Sie wird tatsächlich auch „Saarbrücker Dom“ genannt – die Pfarrkirche St. Michael, die mit ihren markanten Doppeltürmen 90 Stufen hoch über dem Nauwieser Viertel auf dem Rotenberg thront. Mit ihrem eigenwilligen Baustil verschleiert sie ihr wahres Alter.

Und sie ist ein Ort, der zum Verweilen und Schauen einlädt. Am gestrigen Tag des offenen Denkmals war sie für jedermann zugänglich, und Wolfgang Peters erläuterte die Geheimnisse des Sakralbaus.
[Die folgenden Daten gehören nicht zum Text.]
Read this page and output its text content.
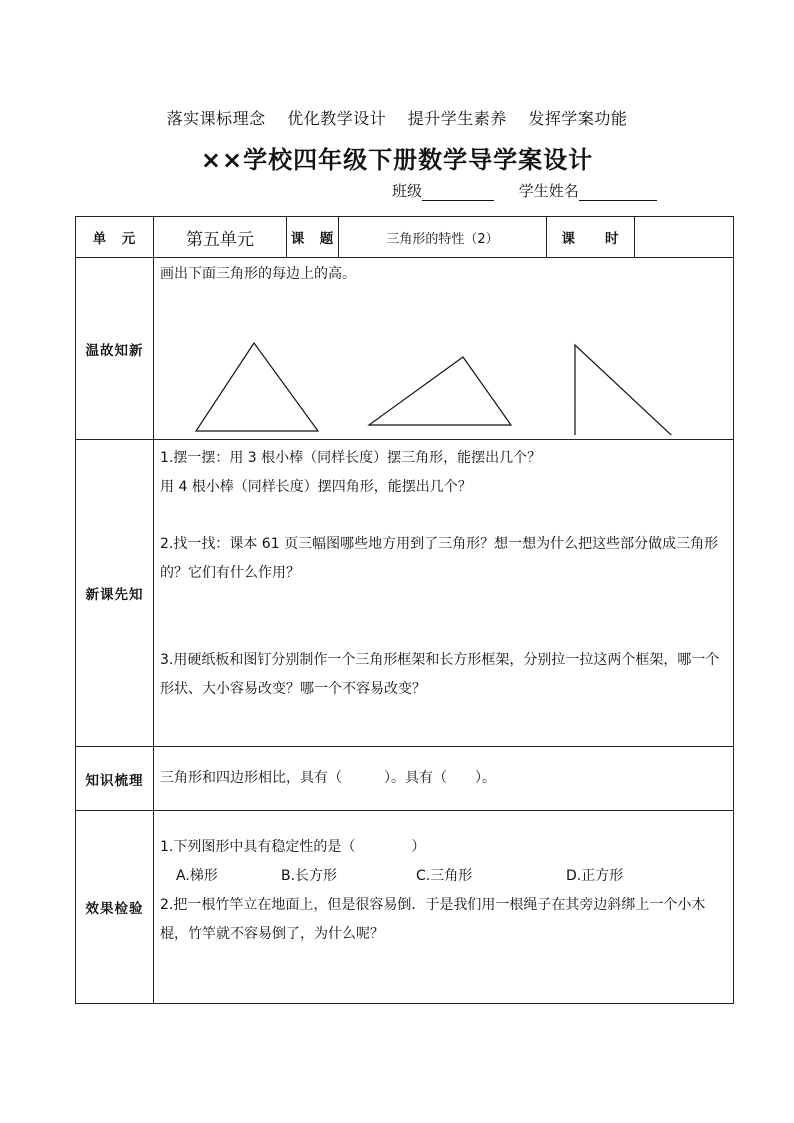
落实课标理念 优化教学设计 提升学生素养 发挥学案功能
××学校四年级下册数学导学案设计
班级	学生姓名
单　元	第五单元	课　题	三角形的特性（2）	课　　时	
温故知新	画出下面三角形的每边上的高。				

新课先知	1.摆一摆：用 3 根小棒（同样长度）摆三角形，能摆出几个？

用 4 根小棒（同样长度）摆四角形，能摆出几个？

2.找一找：课本 61 页三幅图哪些地方用到了三角形？想一想为什么把这些部分做成三角形的？它们有什么作用？

3.用硬纸板和图钉分别制作一个三角形框架和长方形框架，分别拉一拉这两个框架，哪一个形状、大小容易改变？哪一个不容易改变？				

知识梳理	三角形和四边形相比，具有（　　　）。具有（　　）。				

效果检验	1.下列图形中具有稳定性的是（　　　　）

A.梯形 B.长方形 C.三角形 D.正方形

2.把一根竹竿立在地面上，但是很容易倒．于是我们用一根绳子在其旁边斜绑上一个小木棍，竹竿就不容易倒了，为什么呢？				
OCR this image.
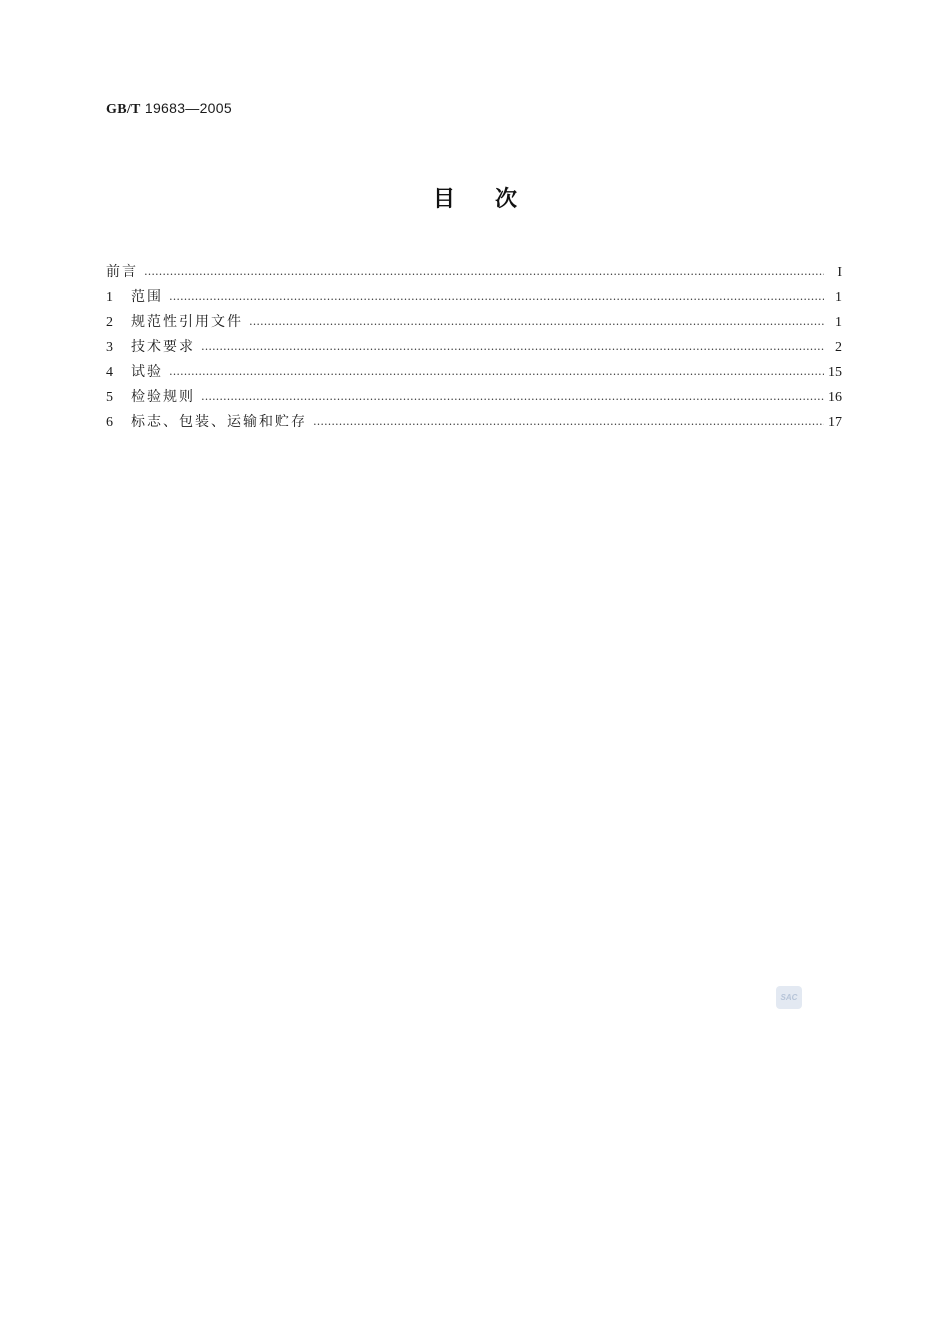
GB/T 19683—2005
目次
前言 ……………………………………………………………………………………………………………………………………………………………………………………………………………………………………………………	I
1	范围 ……………………………………………………………………………………………………………………………………………………………………………………………………………………………………………………	1
2	规范性引用文件 ……………………………………………………………………………………………………………………………………………………………………………………………………………………………………………………	1
3	技术要求 ……………………………………………………………………………………………………………………………………………………………………………………………………………………………………………………	2
4	试验 ……………………………………………………………………………………………………………………………………………………………………………………………………………………………………………………	15
5	检验规则 ……………………………………………………………………………………………………………………………………………………………………………………………………………………………………………………	16
6	标志、包装、运输和贮存 ……………………………………………………………………………………………………………………………………………………………………………………………………………………………………………………	17
SAC
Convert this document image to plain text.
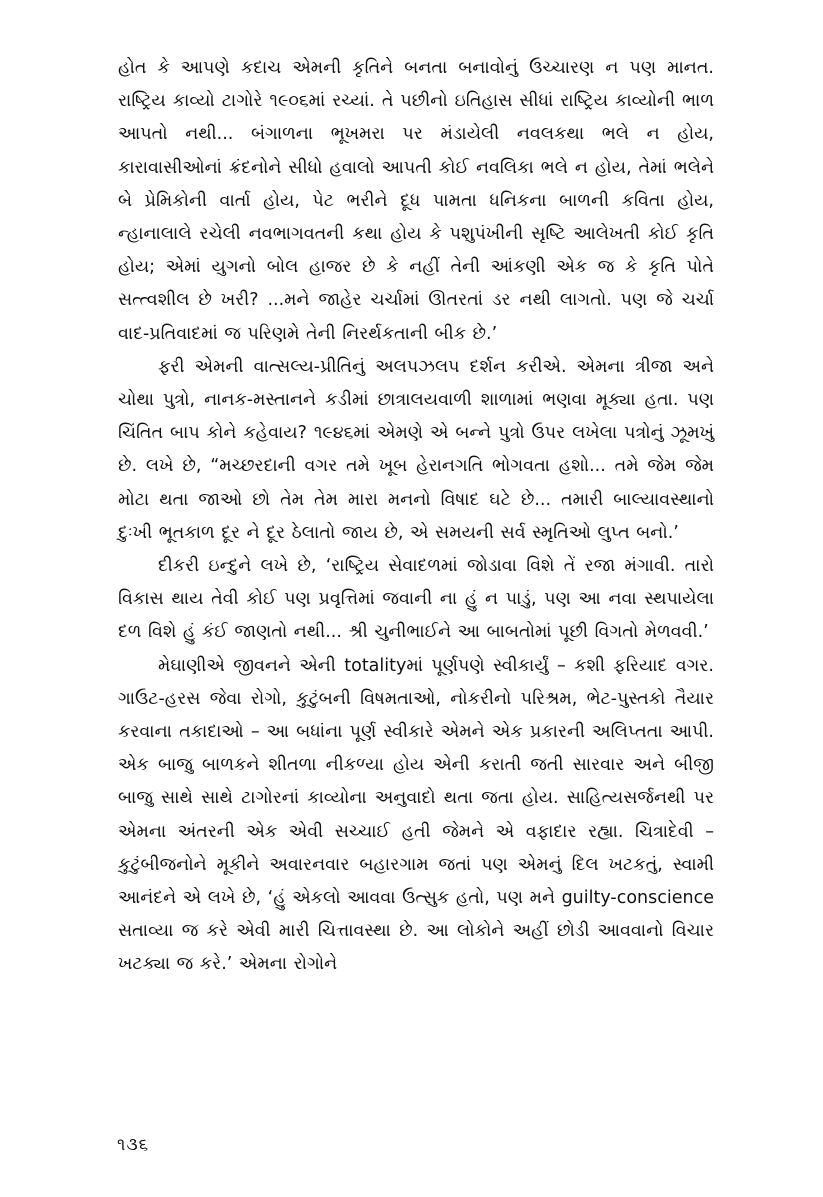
હોત કે આપણે કદાચ એમની કૃતિને બનતા બનાવોનું ઉચ્ચારણ ન પણ માનત. રાષ્ટ્રિય કાવ્યો ટાગોરે ૧૯૦૬માં રચ્યાં. તે પછીનો ઇતિહાસ સીધાં રાષ્ટ્રિય કાવ્યોની ભાળ આપતો નથી... બંગાળના ભૂખમરા પર મંડાયેલી નવલકથા ભલે ન હોય, કારાવાસીઓનાં ક્રંદનોને સીધો હવાલો આપતી કોઈ નવલિકા ભલે ન હોય, તેમાં ભલેને બે પ્રેમિકોની વાર્તા હોય, પેટ ભરીને દૂધ પામતા ધનિકના બાળની કવિતા હોય, ન્હાનાલાલે રચેલી નવભાગવતની કથા હોય કે પશુપંખીની સૃષ્ટિ આલેખતી કોઈ કૃતિ હોય; એમાં યુગનો બોલ હાજર છે કે નહીં તેની આંકણી એક જ કે કૃતિ પોતે સત્ત્વશીલ છે ખરી? ...મને જાહેર ચર્ચામાં ઊતરતાં ડર નથી લાગતો. પણ જે ચર્ચા વાદ-પ્રતિવાદમાં જ પરિણમે તેની નિરર્થકતાની બીક છે.’

ફરી એમની વાત્સલ્ય-પ્રીતિનું અલપઝલપ દર્શન કરીએ. એમના ત્રીજા અને ચોથા પુત્રો, નાનક-મસ્તાનને કડીમાં છાત્રાલયવાળી શાળામાં ભણવા મૂક્યા હતા. પણ ચિંતિત બાપ કોને કહેવાય? ૧૯૪૬માં એમણે એ બન્ને પુત્રો ઉપર લખેલા પત્રોનું ઝૂમખું છે. લખે છે, “મચ્છરદાની વગર તમે ખૂબ હેરાનગતિ ભોગવતા હશો... તમે જેમ જેમ મોટા થતા જાઓ છો તેમ તેમ મારા મનનો વિષાદ ઘટે છે... તમારી બાલ્યાવસ્થાનો દુઃખી ભૂતકાળ દૂર ને દૂર ઠેલાતો જાય છે, એ સમયની સર્વ સ્મૃતિઓ લુપ્ત બનો.’

દીકરી ઇન્દુને લખે છે, ‘રાષ્ટ્રિય સેવાદળમાં જોડાવા વિશે તેં રજા મંગાવી. તારો વિકાસ થાય તેવી કોઈ પણ પ્રવૃત્તિમાં જવાની ના હું ન પાડું, પણ આ નવા સ્થપાયેલા દળ વિશે હું કંઈ જાણતો નથી... શ્રી ચુનીભાઈને આ બાબતોમાં પૂછી વિગતો મેળવવી.’

મેઘાણીએ જીવનને એની totalityમાં પૂર્ણપણે સ્વીકાર્યું – કશી ફરિયાદ વગર. ગાઉટ-હરસ જેવા રોગો, કુટુંબની વિષમતાઓ, નોકરીનો પરિશ્રમ, ભેટ-પુસ્તકો તૈયાર કરવાના તકાદાઓ – આ બધાંના પૂર્ણ સ્વીકારે એમને એક પ્રકારની અલિપ્તતા આપી. એક બાજુ બાળકને શીતળા નીકળ્યા હોય એની કરાતી જતી સારવાર અને બીજી બાજુ સાથે સાથે ટાગોરનાં કાવ્યોના અનુવાદો થતા જતા હોય. સાહિત્યસર્જનથી પર એમના અંતરની એક એવી સચ્ચાઈ હતી જેમને એ વફાદાર રહ્યા. ચિત્રાદેવી – કુટુંબીજનોને મૂકીને અવારનવાર બહારગામ જતાં પણ એમનું દિલ ખટકતું, સ્વામી આનંદને એ લખે છે, ‘હું એકલો આવવા ઉત્સુક હતો, પણ મને guilty-conscience સતાવ્યા જ કરે એવી મારી ચિત્તાવસ્થા છે. આ લોકોને અહીં છોડી આવવાનો વિચાર ખટક્યા જ કરે.’ એમના રોગોને

૧૩૬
Die Hauptführung war gut besucht und Peters berichtete: „Ein Kirchbauverein hat sich bereits 1899 gegründet.“ Wenig später wurde das Gotteshaus 1913 von einem jungen, damals erst 26 Jahre alten Architekten namens Hans Herkommer geplant, dessen Entwurf sich gegen 172 Mitbewerber durchsetzte. Der offizielle Kirchenführer schreibt über die Anfangszeit: „Der Ausbruch und die Folgen des Ersten Weltkrieges verzögerten den Bau der Kirche um zehn Jahre. Der Kirchenbau fiel Mitte der 1920er Jahre in eine Zeit starker Umbrüche in Staat und Gesellschaft. Aber auch in der Kirche gab es ein Wetterleuchten... Die Teilnahme der Gläubigen an der heiligen Messe rückte in den Mittelpunkt.“ Das alles geschah in einer Zeit, in welcher der Bauhausgedanke an Bedeutung gewann. Vor exakt 100 Jahren. Dozent Peters beschrieb den Bauhausgedanken in etwa so: Die Grenzen zwischen den Bau- und Kunststilen seien aufgebrochen worden. Um den Stilmix zu beschreiben, zitierte Peters unter anderem die Frankfurter Allgemeine Zeitung: „... eine virtuose Synthese aus Stauferromanik und karger Frühmoderne...“

Damals eröffnete auch der neue Baustoff Eisenbeton dem Architekten Hans Herkommer neue Möglichkeiten. Peters: „So war es möglich, den Innenraum der Kirche von Säulen freizuhalten.“ Durch den Vortrag neugierig geworden, nahmen die von Peters geführten Besucher die Besonderheiten von  St. Michael mit großem Interesse unter die Lupe.